I was on my way home when I read that Zimmerman was found not guilty on all charges. I was upset, yet not surprised. I have a way of hoping for the best while still expecting the worst. I texted and even called a friend to let them know. And of course, my Twitter timeline exploded with all kinds of reactions; I even saw happy ones. Some people tweeted things like “#KillZimmerman”, and others kept tweeting how much they hated Florida and how bad they felt for Trayvon Martin’s family.
All of these thoughts did not surprise me either, because for me, the average person is not so hard to predict when something of this magnitude happens.
I am Black, and I am not American. I obviously have had experiences of people who have looked at me funny, have asked questions about my race, and have changed seats, inched away from me. However, I have never been physically or overtly abused for my race, at least not yet. Maybe because I am female, and I’m not always looking at strangers anyways. I have laughed about racism with my non-white friends while growing up, and still do. It is just ridiculous.

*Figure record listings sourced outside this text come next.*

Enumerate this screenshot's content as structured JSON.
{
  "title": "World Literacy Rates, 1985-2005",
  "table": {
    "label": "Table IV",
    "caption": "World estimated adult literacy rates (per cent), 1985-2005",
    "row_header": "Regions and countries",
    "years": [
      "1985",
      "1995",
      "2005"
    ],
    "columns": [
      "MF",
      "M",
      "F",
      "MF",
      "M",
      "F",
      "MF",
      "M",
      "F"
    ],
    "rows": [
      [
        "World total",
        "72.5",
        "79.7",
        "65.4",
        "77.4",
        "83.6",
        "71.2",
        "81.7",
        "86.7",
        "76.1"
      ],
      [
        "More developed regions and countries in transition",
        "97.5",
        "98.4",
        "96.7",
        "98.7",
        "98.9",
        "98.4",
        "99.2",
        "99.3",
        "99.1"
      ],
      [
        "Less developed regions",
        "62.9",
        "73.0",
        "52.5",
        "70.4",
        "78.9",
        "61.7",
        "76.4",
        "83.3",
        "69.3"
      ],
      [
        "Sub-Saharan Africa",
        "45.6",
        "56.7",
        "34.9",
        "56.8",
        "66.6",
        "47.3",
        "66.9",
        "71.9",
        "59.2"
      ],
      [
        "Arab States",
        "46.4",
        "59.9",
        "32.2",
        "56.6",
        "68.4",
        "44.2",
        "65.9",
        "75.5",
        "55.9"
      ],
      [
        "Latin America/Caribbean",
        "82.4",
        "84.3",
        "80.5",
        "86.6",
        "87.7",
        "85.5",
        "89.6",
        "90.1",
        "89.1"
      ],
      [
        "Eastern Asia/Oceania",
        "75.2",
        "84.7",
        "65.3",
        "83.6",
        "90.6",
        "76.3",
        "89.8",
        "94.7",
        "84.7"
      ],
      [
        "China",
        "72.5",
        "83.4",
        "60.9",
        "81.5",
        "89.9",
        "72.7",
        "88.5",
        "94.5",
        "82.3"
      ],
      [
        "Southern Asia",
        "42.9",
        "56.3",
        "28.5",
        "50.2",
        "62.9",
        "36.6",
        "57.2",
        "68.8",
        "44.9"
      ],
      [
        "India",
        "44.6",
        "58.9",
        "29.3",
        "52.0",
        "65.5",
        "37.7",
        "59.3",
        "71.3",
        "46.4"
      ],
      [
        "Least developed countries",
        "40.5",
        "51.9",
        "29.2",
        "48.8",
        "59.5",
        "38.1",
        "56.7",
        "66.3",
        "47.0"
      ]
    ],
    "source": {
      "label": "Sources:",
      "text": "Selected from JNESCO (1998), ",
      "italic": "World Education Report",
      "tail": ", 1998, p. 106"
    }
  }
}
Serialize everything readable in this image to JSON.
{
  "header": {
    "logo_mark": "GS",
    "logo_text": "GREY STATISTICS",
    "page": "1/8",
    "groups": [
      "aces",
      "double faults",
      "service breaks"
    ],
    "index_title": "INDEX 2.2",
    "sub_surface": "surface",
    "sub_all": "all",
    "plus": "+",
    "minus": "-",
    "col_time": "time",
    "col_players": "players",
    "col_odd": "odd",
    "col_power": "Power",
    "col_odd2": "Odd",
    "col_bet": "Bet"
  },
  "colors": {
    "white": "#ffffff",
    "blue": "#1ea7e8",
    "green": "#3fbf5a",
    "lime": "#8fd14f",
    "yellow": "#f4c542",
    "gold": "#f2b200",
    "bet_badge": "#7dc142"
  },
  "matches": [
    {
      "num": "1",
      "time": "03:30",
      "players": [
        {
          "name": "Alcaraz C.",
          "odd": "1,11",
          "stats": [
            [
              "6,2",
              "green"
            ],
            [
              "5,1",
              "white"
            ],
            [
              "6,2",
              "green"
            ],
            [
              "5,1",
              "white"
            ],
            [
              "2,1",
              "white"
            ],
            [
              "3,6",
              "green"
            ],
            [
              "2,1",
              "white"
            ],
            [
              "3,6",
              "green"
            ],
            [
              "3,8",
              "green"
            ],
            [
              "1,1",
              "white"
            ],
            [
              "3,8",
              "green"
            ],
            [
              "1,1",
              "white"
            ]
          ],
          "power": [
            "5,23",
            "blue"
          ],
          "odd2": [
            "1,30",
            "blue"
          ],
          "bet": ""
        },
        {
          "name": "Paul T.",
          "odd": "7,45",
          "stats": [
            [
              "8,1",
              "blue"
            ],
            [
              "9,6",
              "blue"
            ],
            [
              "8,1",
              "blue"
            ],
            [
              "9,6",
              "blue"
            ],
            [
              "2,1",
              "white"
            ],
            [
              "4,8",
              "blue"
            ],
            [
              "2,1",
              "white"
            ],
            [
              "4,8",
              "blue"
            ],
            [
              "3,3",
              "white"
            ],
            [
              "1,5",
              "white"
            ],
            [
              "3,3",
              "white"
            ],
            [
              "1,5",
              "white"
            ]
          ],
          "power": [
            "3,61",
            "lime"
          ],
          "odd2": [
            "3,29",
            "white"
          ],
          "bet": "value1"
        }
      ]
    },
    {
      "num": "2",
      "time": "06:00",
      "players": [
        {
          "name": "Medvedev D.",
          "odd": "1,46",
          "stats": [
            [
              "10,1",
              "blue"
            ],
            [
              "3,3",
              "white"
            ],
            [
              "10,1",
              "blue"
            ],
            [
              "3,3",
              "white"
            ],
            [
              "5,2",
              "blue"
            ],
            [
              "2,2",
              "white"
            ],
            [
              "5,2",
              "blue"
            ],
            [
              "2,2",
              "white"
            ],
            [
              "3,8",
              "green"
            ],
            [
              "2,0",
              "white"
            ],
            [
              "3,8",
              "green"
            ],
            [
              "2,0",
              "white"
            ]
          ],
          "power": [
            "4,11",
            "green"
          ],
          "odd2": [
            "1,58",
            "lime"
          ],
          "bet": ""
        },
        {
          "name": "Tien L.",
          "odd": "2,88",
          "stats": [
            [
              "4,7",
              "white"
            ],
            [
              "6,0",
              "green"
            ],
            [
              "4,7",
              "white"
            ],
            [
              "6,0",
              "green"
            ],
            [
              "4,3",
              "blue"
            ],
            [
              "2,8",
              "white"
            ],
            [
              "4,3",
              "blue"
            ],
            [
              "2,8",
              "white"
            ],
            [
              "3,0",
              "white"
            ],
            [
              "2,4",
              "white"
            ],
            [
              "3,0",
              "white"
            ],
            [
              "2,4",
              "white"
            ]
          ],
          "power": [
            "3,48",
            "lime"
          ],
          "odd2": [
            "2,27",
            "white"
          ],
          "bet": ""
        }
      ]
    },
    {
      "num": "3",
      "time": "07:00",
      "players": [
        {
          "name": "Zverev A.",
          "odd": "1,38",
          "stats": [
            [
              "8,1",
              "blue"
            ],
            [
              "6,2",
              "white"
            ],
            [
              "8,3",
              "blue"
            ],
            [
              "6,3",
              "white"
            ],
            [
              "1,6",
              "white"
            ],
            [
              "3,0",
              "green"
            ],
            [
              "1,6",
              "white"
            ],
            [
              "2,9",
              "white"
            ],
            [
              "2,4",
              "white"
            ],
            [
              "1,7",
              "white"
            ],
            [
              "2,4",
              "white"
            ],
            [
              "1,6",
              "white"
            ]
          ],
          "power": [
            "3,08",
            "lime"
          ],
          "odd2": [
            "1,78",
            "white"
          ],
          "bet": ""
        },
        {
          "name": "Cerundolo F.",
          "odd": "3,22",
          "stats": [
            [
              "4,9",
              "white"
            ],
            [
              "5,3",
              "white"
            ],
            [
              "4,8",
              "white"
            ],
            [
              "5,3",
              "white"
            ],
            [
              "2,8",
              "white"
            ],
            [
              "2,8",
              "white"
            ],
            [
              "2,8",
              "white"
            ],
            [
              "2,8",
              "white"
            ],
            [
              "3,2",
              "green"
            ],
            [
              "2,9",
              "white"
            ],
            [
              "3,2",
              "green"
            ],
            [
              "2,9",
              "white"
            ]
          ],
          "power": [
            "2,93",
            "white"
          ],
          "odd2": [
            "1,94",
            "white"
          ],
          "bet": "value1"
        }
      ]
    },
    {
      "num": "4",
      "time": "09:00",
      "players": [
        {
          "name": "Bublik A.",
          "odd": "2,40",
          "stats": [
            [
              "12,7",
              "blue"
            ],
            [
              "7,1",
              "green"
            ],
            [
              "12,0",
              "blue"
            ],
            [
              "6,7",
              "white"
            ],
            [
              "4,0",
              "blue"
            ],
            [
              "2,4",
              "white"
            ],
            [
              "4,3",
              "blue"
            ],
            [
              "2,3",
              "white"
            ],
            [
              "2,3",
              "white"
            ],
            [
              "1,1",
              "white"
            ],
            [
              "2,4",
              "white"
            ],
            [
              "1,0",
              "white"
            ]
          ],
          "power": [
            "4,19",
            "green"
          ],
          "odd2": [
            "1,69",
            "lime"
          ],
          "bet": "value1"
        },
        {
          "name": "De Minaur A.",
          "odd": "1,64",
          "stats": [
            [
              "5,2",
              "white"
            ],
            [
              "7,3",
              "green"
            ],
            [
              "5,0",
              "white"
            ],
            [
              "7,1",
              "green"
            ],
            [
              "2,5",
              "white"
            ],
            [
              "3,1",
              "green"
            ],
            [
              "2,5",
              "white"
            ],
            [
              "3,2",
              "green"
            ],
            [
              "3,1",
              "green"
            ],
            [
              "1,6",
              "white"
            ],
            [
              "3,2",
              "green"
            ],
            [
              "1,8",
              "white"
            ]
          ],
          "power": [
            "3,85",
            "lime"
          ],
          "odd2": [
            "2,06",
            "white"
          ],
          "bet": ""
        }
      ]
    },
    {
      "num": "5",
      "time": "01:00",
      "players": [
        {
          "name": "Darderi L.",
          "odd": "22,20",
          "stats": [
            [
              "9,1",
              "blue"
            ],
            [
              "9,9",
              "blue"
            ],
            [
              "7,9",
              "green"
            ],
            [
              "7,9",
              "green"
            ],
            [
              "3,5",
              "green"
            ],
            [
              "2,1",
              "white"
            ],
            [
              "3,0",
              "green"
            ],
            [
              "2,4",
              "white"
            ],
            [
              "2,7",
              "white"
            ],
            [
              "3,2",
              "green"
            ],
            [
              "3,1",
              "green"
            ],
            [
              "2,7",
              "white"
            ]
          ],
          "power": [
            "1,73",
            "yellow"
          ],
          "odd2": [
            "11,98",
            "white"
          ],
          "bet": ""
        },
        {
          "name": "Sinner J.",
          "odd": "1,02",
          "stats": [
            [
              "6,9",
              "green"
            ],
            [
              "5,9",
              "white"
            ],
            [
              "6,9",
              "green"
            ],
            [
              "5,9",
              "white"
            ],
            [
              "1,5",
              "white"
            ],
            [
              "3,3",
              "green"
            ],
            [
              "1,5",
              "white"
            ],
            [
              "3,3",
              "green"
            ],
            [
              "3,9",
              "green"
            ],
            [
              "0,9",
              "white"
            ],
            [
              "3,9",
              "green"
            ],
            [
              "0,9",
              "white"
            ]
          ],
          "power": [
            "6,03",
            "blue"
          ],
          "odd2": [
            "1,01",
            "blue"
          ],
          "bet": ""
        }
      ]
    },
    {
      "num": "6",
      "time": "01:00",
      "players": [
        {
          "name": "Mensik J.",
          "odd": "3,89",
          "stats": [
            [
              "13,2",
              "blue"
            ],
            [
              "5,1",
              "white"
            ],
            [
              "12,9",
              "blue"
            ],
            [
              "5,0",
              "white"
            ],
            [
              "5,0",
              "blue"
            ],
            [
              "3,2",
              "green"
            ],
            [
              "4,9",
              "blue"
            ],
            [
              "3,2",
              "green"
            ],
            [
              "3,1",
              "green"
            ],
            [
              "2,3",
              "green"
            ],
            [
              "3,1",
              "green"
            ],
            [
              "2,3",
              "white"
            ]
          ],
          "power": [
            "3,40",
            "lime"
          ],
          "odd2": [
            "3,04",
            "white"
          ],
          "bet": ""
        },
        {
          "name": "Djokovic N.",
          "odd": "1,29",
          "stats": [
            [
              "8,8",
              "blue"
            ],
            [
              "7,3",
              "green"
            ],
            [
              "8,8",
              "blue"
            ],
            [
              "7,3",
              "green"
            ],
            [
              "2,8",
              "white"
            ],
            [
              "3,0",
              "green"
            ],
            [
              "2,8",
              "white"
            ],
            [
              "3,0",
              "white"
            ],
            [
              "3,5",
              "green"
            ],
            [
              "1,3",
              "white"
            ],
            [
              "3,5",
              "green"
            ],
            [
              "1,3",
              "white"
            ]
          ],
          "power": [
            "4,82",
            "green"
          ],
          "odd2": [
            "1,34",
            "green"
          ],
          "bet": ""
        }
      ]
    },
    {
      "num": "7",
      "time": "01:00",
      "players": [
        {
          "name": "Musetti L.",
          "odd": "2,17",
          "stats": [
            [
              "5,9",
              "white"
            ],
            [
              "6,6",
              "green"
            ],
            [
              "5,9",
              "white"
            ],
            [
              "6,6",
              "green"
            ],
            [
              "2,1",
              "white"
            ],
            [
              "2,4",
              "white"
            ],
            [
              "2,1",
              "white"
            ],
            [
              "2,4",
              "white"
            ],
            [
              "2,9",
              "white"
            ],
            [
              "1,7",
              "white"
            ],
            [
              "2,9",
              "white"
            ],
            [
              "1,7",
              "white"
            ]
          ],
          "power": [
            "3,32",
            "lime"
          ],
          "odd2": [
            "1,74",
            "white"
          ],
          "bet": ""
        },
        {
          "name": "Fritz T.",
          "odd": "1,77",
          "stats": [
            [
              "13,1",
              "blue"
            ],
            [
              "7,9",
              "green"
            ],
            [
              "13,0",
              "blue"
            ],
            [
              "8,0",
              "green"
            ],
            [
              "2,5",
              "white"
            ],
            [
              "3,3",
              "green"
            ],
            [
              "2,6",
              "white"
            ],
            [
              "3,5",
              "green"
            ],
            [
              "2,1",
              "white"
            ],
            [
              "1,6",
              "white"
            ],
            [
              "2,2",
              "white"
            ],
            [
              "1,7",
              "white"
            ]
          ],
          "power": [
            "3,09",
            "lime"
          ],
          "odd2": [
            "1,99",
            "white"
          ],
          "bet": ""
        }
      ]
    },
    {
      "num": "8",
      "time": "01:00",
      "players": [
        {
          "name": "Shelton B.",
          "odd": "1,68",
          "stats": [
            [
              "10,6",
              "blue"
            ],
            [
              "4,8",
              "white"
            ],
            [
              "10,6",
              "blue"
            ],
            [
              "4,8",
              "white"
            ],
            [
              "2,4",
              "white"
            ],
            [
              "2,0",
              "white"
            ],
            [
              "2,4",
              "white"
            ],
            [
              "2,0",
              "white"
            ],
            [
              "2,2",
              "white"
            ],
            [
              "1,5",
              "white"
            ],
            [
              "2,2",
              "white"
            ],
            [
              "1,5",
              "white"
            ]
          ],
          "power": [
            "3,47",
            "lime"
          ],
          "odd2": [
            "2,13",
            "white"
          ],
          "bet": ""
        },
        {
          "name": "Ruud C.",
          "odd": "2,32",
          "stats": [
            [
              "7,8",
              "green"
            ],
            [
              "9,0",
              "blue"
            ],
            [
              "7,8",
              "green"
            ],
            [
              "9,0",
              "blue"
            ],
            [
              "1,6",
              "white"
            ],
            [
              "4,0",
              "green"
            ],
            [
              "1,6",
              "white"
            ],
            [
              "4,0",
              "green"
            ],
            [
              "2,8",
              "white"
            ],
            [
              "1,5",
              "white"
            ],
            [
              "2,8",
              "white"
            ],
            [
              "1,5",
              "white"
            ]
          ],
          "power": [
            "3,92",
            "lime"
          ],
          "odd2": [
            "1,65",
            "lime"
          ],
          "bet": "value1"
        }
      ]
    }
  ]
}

Why I am bringing up racism is because this is what has fuelled many people to feel the way they did/do about this case. Be you for or against Trayvon, for or against George, or simply watching and reading what has unfolded and will unfold, you felt something. Maybe it was some form of relief. Or sadness, you felt your heart breaking. You felt scared in general, or specifically for how Black people, Black men, may be regarded in American society today. You may have lost whatever faith you had in the justice system.
It is a pity how race is still a huge factor when it comes to even the smallest things. It is so easy to bring up, and yet still so hard for many to deal with.
I still have much to learn about America and it’s history, people, and it’s laws, all of which are changing as I type this and when you read this later.
While this is seen as a setback, perhaps people should use the energy that I saw on my timeline last night to try to make positive changes so that this does not happen again to anyone, regardless of race, age, sex, social ranking, etc., among other things. However, I feel that is going to take a while, because most of that enthusiasm waned. Some of it has turned into hatred, hopelessness, fear, and maybe aggression, violence. If nothing incredible happens sooner or later, most are going to return to their mundane lives, and this case will probably be pushed into the furthest corners of their minds.
“‘No justice, no peace’ means just what it says. Whenever you are in a society or community anywhere, if there is not justice there’s not going to be peace. But it doesn’t mean there’s going to be violence.”
– Kojo Nantambu
Some of us will see how this all plays out. If you just look at the way the justice system works, this was a fair verdict. The only people who know exactly what happened that night were Martin and Zimmerman. One of them is dead. One could have told his story, and he chose not to testify, for whatever reason.
Best of luck to whoever was involved in the case, and may Trayvon Martin rest in peace.